In recent years, the kangaroo population has been variously estimated at between 20-25 million, outnumbering the human population by about 2-7 million. They can get by on almost no water, which certainly helps, but another factor is their exhausting and almost continuous breeding cycle. Beginning at the age of 15 months, the female kangaroo (flyer) gives birth to a tiny, immature baby (joey) weighing less than a half an ounce, which climbs into the pouch and attaches itself to a teat. The flyer then gets pregnant again immediately but leaves the new embryo “on hold” in the uterus until the joey leaves the pouch after about 8 months. It then activates the dormant embryo and the whole process kicks off again.
Pesky or tasty?
So prolific are kangaroos in fact that, despite being revered as a symbol of Australia, they are considered to be a pest. Each year millions of kangaroos are slaughtered, for their hide and meat but also for sport or by farmers who believe that legal methods of population control (government-issued permits allow a percentage to be killed for this purpose) are insufficient to protect their crops.

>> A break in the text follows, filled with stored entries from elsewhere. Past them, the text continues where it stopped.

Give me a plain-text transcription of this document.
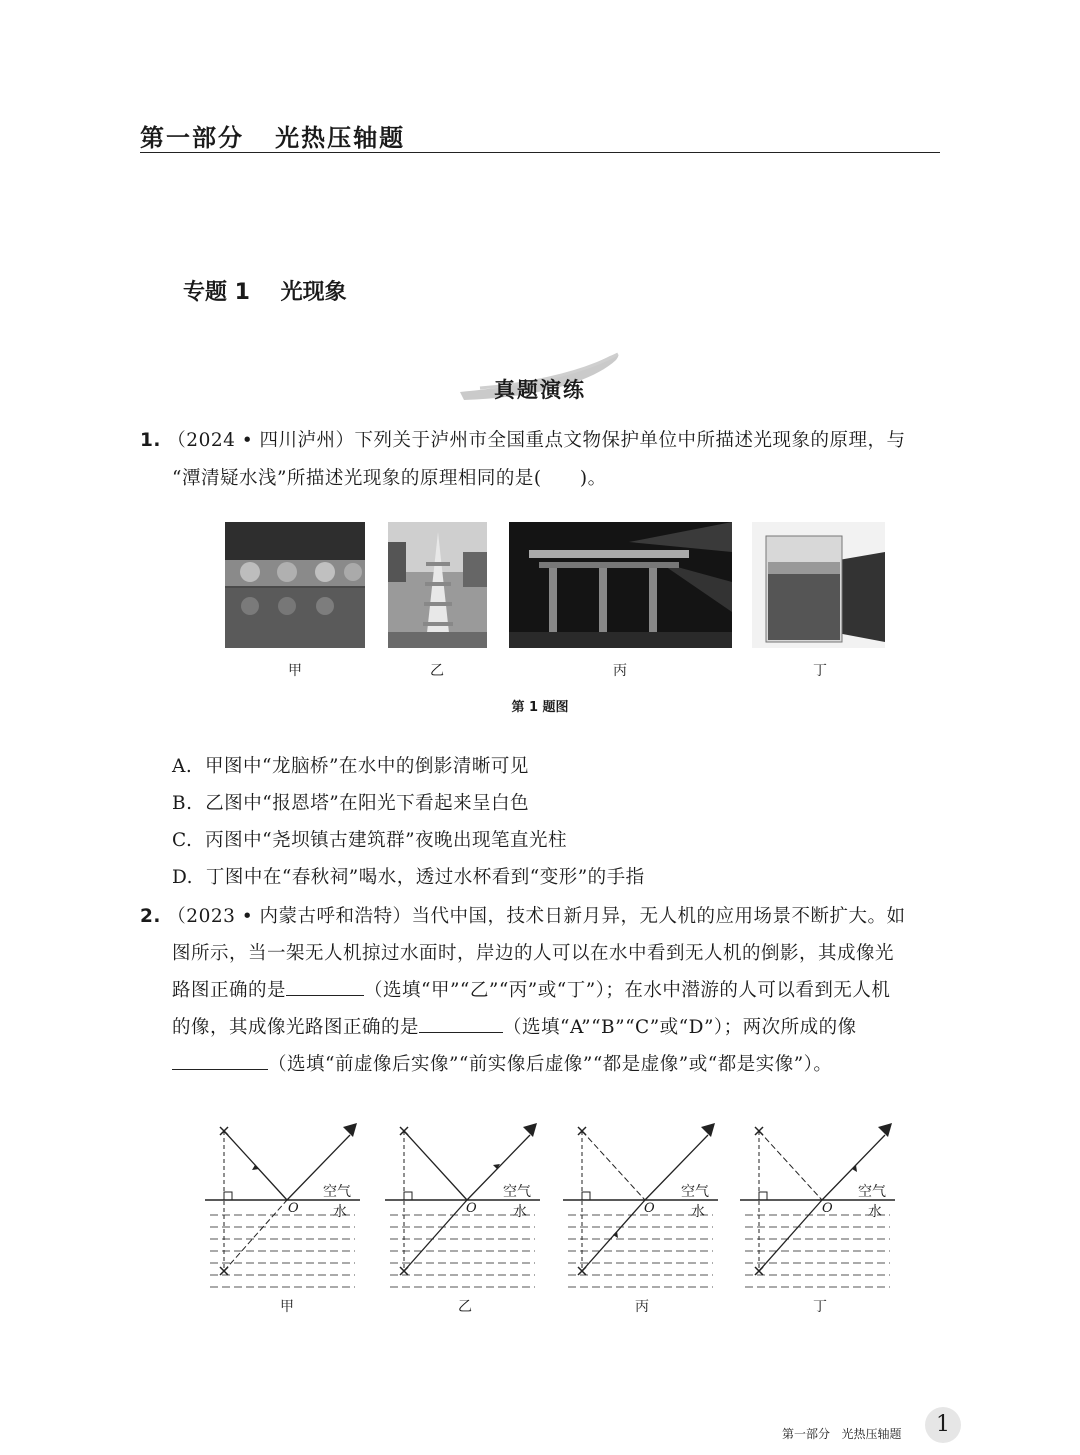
第一部分   光热压轴题
专题 1    光现象
真题演练
1. （2024 • 四川泸州）下列关于泸州市全国重点文物保护单位中所描述光现象的原理，与
“潭清疑水浅”所描述光现象的原理相同的是(      )。
甲	乙	丙	丁
第 1 题图
A.  甲图中“龙脑桥”在水中的倒影清晰可见
B.  乙图中“报恩塔”在阳光下看起来呈白色
C.  丙图中“尧坝镇古建筑群”夜晚出现笔直光柱
D.  丁图中在“春秋祠”喝水，透过水杯看到“变形”的手指
2. （2023 • 内蒙古呼和浩特）当代中国，技术日新月异，无人机的应用场景不断扩大。如
图所示，当一架无人机掠过水面时，岸边的人可以在水中看到无人机的倒影，其成像光
路图正确的是	（选填“甲”“乙”“丙”或“丁”）；在水中潜游的人可以看到无人机
的像，其成像光路图正确的是	（选填“A”“B”“C”或“D”）；两次所成的像
（选填“前虚像后实像”“前实像后虚像”“都是虚像”或“都是实像”）。
空气
水
O
空气
水
O
空气
水
O
空气
水
O
甲	乙	丙	丁
第一部分   光热压轴题	1
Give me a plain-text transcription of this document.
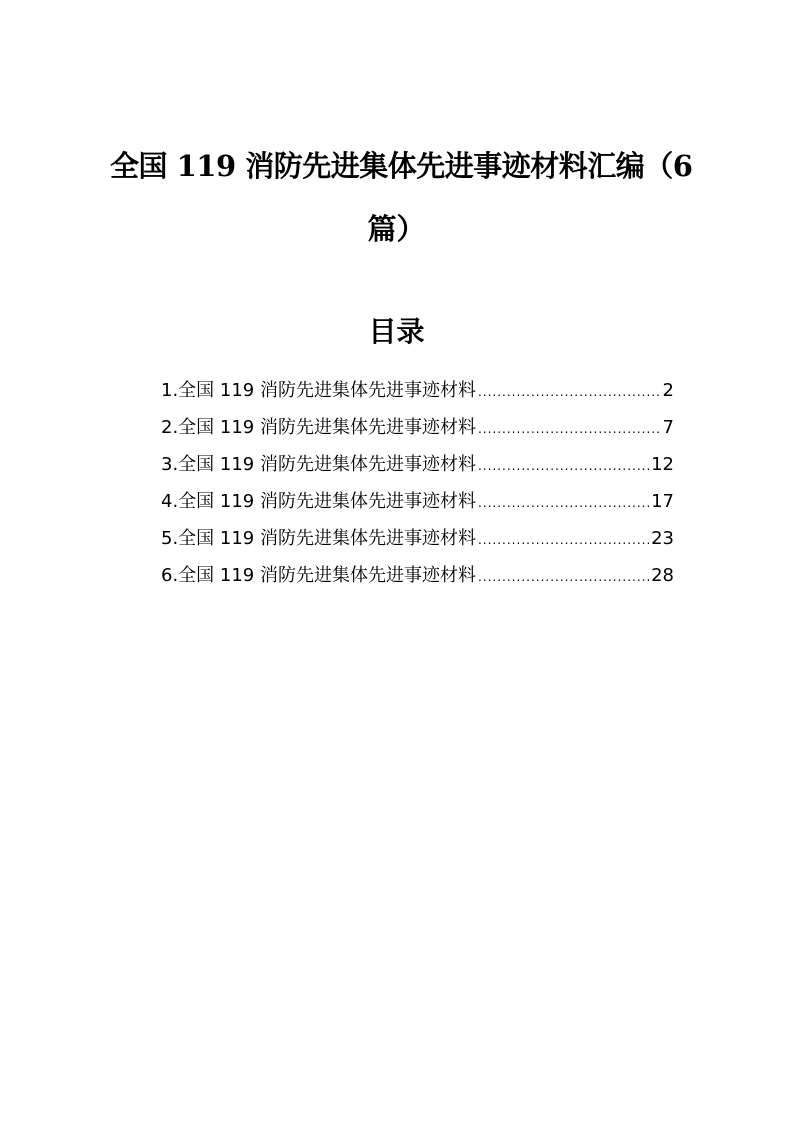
全国 119 消防先进集体先进事迹材料汇编（6
篇）
目录
1.全国 119 消防先进集体先进事迹材料 .....	2
2.全国 119 消防先进集体先进事迹材料 .....	7
3.全国 119 消防先进集体先进事迹材料 .....	12
4.全国 119 消防先进集体先进事迹材料 .....	17
5.全国 119 消防先进集体先进事迹材料 .....	23
6.全国 119 消防先进集体先进事迹材料 .....	28
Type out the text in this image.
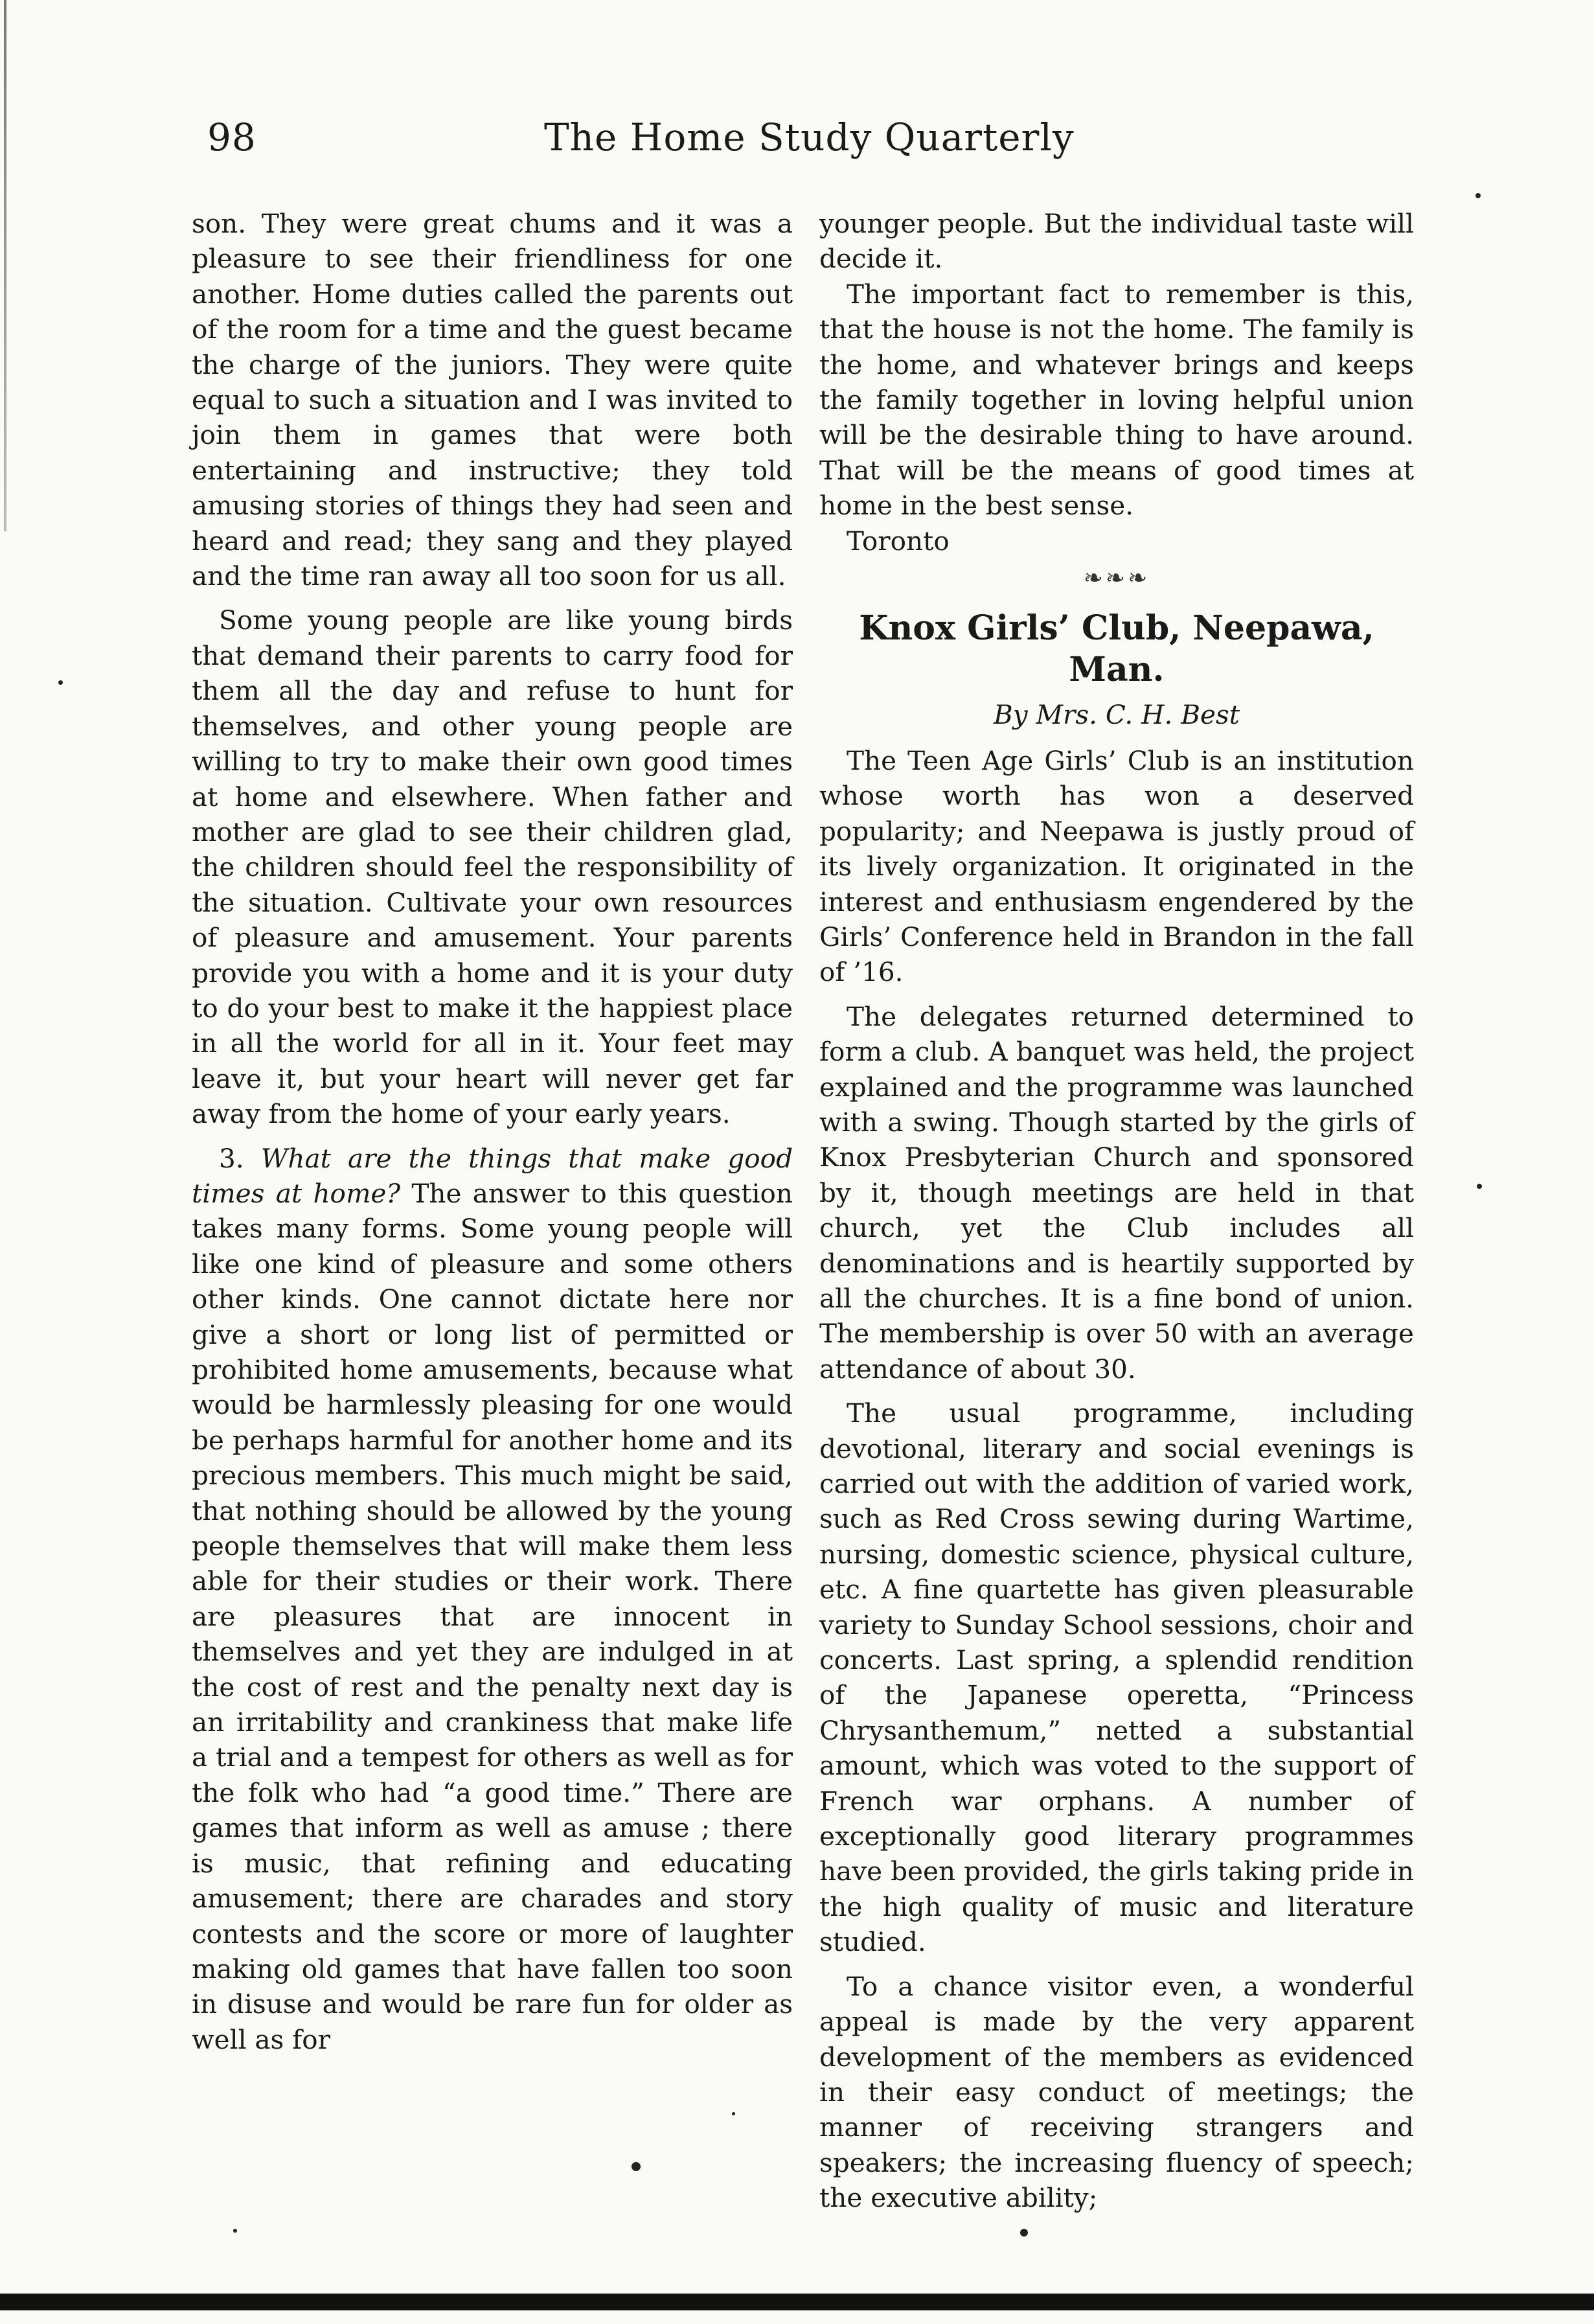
98	The Home Study Quarterly

son. They were great chums and it was a pleasure to see their friendliness for one another. Home duties called the parents out of the room for a time and the guest became the charge of the juniors. They were quite equal to such a situation and I was invited to join them in games that were both entertaining and instructive; they told amusing stories of things they had seen and heard and read; they sang and they played and the time ran away all too soon for us all.

Some young people are like young birds that demand their parents to carry food for them all the day and refuse to hunt for themselves, and other young people are willing to try to make their own good times at home and elsewhere. When father and mother are glad to see their children glad, the children should feel the responsibility of the situation. Cultivate your own resources of pleasure and amusement. Your parents provide you with a home and it is your duty to do your best to make it the happiest place in all the world for all in it. Your feet may leave it, but your heart will never get far away from the home of your early years.

3. What are the things that make good times at home? The answer to this question takes many forms. Some young people will like one kind of pleasure and some others other kinds. One cannot dictate here nor give a short or long list of permitted or prohibited home amusements, because what would be harmlessly pleasing for one would be perhaps harmful for another home and its precious members. This much might be said, that nothing should be allowed by the young people themselves that will make them less able for their studies or their work. There are pleasures that are innocent in themselves and yet they are indulged in at the cost of rest and the penalty next day is an irritability and crankiness that make life a trial and a tempest for others as well as for the folk who had “a good time.” There are games that inform as well as amuse ; there is music, that refining and educating amusement; there are charades and story contests and the score or more of laughter making old games that have fallen too soon in disuse and would be rare fun for older as well as for

younger people. But the individual taste will decide it.

The important fact to remember is this, that the house is not the home. The family is the home, and whatever brings and keeps the family together in loving helpful union will be the desirable thing to have around. That will be the means of good times at home in the best sense.

Toronto

❧❧❧
Knox Girls’ Club, Neepawa, Man.
By Mrs. C. H. Best

The Teen Age Girls’ Club is an institution whose worth has won a deserved popularity; and Neepawa is justly proud of its lively organization. It originated in the interest and enthusiasm engendered by the Girls’ Conference held in Brandon in the fall of ’16.

The delegates returned determined to form a club. A banquet was held, the project explained and the programme was launched with a swing. Though started by the girls of Knox Presbyterian Church and sponsored by it, though meetings are held in that church, yet the Club includes all denominations and is heartily supported by all the churches. It is a fine bond of union. The membership is over 50 with an average attendance of about 30.

The usual programme, including devotional, literary and social evenings is carried out with the addition of varied work, such as Red Cross sewing during Wartime, nursing, domestic science, physical culture, etc. A fine quartette has given pleasurable variety to Sunday School sessions, choir and concerts. Last spring, a splendid rendition of the Japanese operetta, “Princess Chrysanthemum,” netted a substantial amount, which was voted to the support of French war orphans. A number of exceptionally good literary programmes have been provided, the girls taking pride in the high quality of music and literature studied.

To a chance visitor even, a wonderful appeal is made by the very apparent development of the members as evidenced in their easy conduct of meetings; the manner of receiving strangers and speakers; the increasing fluency of speech; the executive ability;
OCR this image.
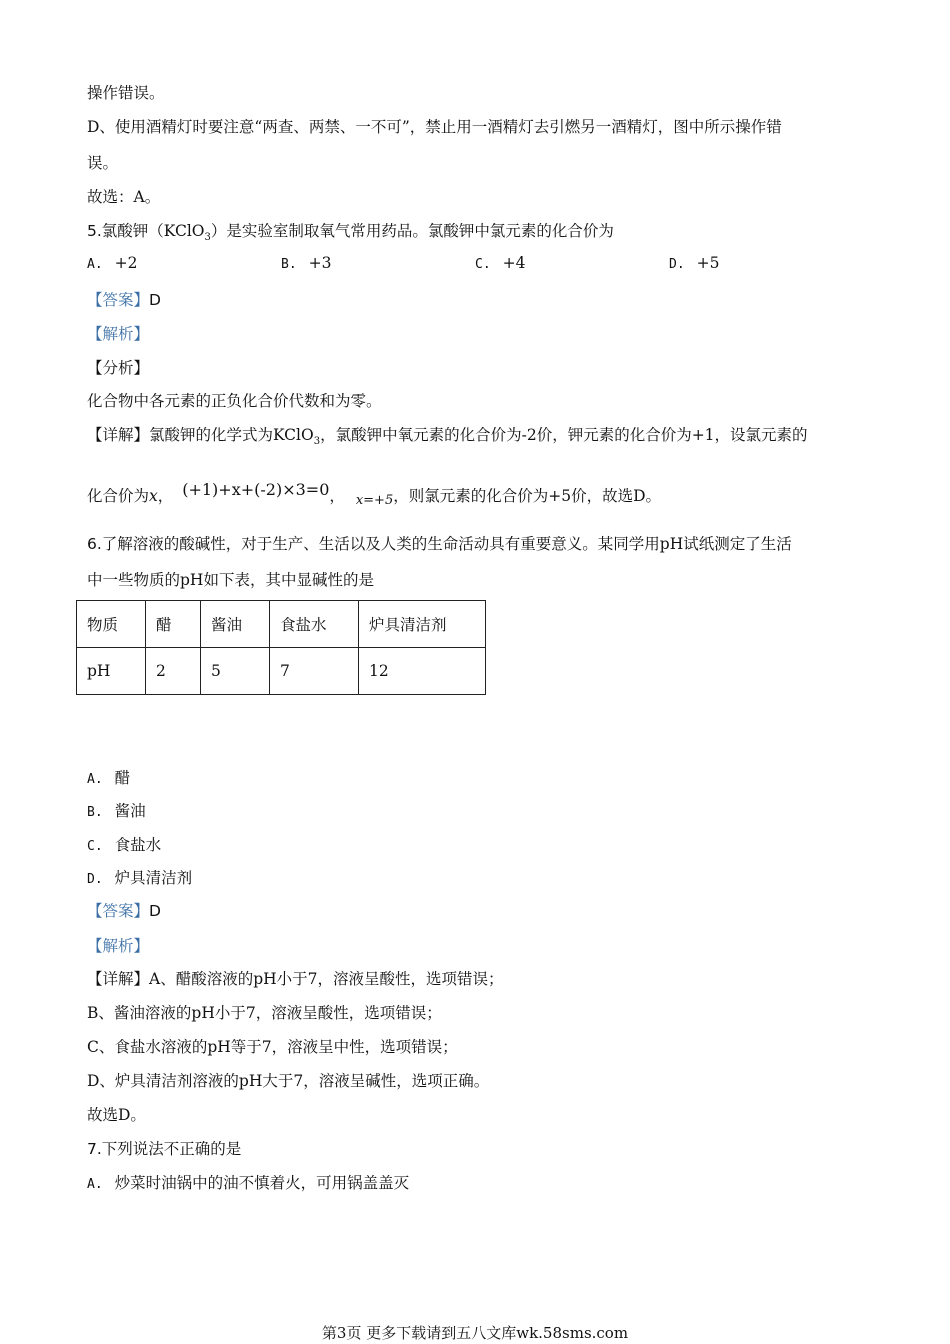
操作错误。
D、使用酒精灯时要注意“两查、两禁、一不可”，禁止用一酒精灯去引燃另一酒精灯，图中所示操作错
误。
故选：A。
5.氯酸钾（KClO$_3$）是实验室制取氧气常用药品。氯酸钾中氯元素的化合价为
A. +2	B. +3	C. +4	D. +5
【答案】D
【解析】
【分析】
化合物中各元素的正负化合价代数和为零。
【详解】氯酸钾的化学式为KClO$_3$，氯酸钾中氧元素的化合价为-2价，钾元素的化合价为+1，设氯元素的
化合价为x， (+1)+x+(-2)×3=0， x=+5，则氯元素的化合价为+5价，故选D。
6.了解溶液的酸碱性，对于生产、生活以及人类的生命活动具有重要意义。某同学用pH试纸测定了生活
中一些物质的pH如下表，其中显碱性的是
物质	醋	酱油	食盐水	炉具清洁剂
pH	2	5	7	12
A. 醋
B. 酱油
C. 食盐水
D. 炉具清洁剂
【答案】D
【解析】
【详解】A、醋酸溶液的pH小于7，溶液呈酸性，选项错误；
B、酱油溶液的pH小于7，溶液呈酸性，选项错误；
C、食盐水溶液的pH等于7，溶液呈中性，选项错误；
D、炉具清洁剂溶液的pH大于7，溶液呈碱性，选项正确。
故选D。
7.下列说法不正确的是
A. 炒菜时油锅中的油不慎着火，可用锅盖盖灭
第3页 更多下载请到五八文库wk.58sms.com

This in turn sparks debate between animal rights activists, who criticise hunting methods as inhumane, and those who argue that culling is an effective way of bringing the population down to a level that does not impact adversely on the environment. Whatever stand you take on this issue, you’ll find that kangaroo meat features heavily on Australian restaurant menus in every conceivable form – from kebabs, to steaks, to burgers. If you don’t have a problem with it, it really is worth a try – low in fat and cholesterol and, if cooked properly, gamey and delicious.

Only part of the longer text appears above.